Greetings one and all. That lengthy, ambitious, theoretical piece I promised last week is ready to go. Or at least as ready as I see it being for now. Buuuuuut, come on.
How could I let this week go by without offering my thoughts on the events in my homeland, that have captured the attention and imagination of so many people around the world? I am of course referring to Canada’s truckers for freedom convoy. As I write, it’s hard to be certain whether we’re just at the beginning or coming up to the end. Different levels of government are threatening a variety of suppressive actions. I suspect the response of the truckers and their supporters will be peaceful, not going beyond passive resistance at the most. It would be foolish though to be blind to how these kinds of dynamic situations have the potential to get out of hand.

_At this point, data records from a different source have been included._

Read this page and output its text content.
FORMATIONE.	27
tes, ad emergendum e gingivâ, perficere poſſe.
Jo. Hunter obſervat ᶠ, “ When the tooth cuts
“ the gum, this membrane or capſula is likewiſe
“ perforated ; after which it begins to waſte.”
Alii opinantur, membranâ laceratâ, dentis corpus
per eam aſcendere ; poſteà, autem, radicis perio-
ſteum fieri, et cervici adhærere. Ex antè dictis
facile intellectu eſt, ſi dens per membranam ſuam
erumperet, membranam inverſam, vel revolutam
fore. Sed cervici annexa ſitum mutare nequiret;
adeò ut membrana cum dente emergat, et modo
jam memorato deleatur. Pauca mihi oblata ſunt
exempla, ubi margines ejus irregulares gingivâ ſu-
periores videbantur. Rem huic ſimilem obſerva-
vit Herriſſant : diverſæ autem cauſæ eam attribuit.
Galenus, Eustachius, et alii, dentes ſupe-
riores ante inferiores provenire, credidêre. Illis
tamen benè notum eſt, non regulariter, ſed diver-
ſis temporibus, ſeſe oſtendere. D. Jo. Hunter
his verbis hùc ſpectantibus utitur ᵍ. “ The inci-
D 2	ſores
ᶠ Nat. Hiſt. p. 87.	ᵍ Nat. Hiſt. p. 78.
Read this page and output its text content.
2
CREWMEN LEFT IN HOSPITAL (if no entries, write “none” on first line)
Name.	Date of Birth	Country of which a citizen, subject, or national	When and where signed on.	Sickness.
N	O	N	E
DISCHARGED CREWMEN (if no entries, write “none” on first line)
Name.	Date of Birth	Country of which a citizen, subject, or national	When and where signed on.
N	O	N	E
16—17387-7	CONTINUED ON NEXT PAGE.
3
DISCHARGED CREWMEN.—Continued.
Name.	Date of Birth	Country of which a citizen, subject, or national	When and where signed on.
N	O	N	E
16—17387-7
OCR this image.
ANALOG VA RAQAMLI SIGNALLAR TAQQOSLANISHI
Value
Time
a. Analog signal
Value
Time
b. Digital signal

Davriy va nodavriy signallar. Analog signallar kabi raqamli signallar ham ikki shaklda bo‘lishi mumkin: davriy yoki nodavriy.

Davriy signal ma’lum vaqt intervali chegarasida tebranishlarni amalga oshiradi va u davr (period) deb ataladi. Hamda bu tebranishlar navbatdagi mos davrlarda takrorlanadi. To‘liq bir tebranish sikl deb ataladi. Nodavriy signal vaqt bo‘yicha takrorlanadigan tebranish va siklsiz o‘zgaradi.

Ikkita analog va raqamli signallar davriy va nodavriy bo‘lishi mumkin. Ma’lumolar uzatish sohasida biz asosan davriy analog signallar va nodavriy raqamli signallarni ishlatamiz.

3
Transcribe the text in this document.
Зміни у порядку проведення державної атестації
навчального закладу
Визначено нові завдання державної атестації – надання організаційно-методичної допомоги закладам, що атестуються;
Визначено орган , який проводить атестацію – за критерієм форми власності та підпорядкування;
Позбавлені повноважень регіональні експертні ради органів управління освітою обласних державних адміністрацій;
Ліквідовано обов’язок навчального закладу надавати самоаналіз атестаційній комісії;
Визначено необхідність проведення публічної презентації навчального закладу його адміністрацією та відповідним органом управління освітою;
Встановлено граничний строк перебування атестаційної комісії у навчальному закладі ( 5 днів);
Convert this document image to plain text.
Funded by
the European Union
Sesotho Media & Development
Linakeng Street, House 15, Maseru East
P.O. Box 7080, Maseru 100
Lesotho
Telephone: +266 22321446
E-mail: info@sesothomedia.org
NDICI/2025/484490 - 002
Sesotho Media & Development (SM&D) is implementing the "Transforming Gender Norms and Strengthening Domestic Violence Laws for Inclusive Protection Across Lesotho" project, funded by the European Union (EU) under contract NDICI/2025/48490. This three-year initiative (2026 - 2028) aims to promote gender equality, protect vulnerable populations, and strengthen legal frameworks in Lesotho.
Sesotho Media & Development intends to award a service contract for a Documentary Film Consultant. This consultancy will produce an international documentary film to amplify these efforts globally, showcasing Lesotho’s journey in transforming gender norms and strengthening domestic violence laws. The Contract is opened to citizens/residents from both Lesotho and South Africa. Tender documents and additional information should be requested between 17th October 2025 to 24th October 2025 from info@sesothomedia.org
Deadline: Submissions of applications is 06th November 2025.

The Prime Minister, whose behaviour in response to the convoy has been embarrassing, this morning made a speech which I haven’t yet heard. What I have heard though was the disgust and outrage from the convoy supporters. I mean, many of them have called for him to resign, so we wouldn’t expect them to be terribly pleased by anything he had to say, short of announcing his resignation. But I’ve been taken aback by the outrage. Clearly, the majority of those I sampled considered his speech nothing short of throwing down the gauntlet. There’s still 48 hours until I publish this, so if any dramatic developments occur between then and now, I’d add further comment below.
I wanted to say a few words, though, on a matter germane to this substack. Who the hell are the leaders of this thing? Almost from the very start it has been striking how remarkably savvy these people have been in communication and messaging.1 They’ve been impressively aware of all the ways their convoy and related events could be undermined and subverted – including the action of agent provocateurs or slanderous media framing of stories – and seem to be well organized in their sharing of information, warning their members about what could happen and providing strategies and tactics for how to deal with such eventualities.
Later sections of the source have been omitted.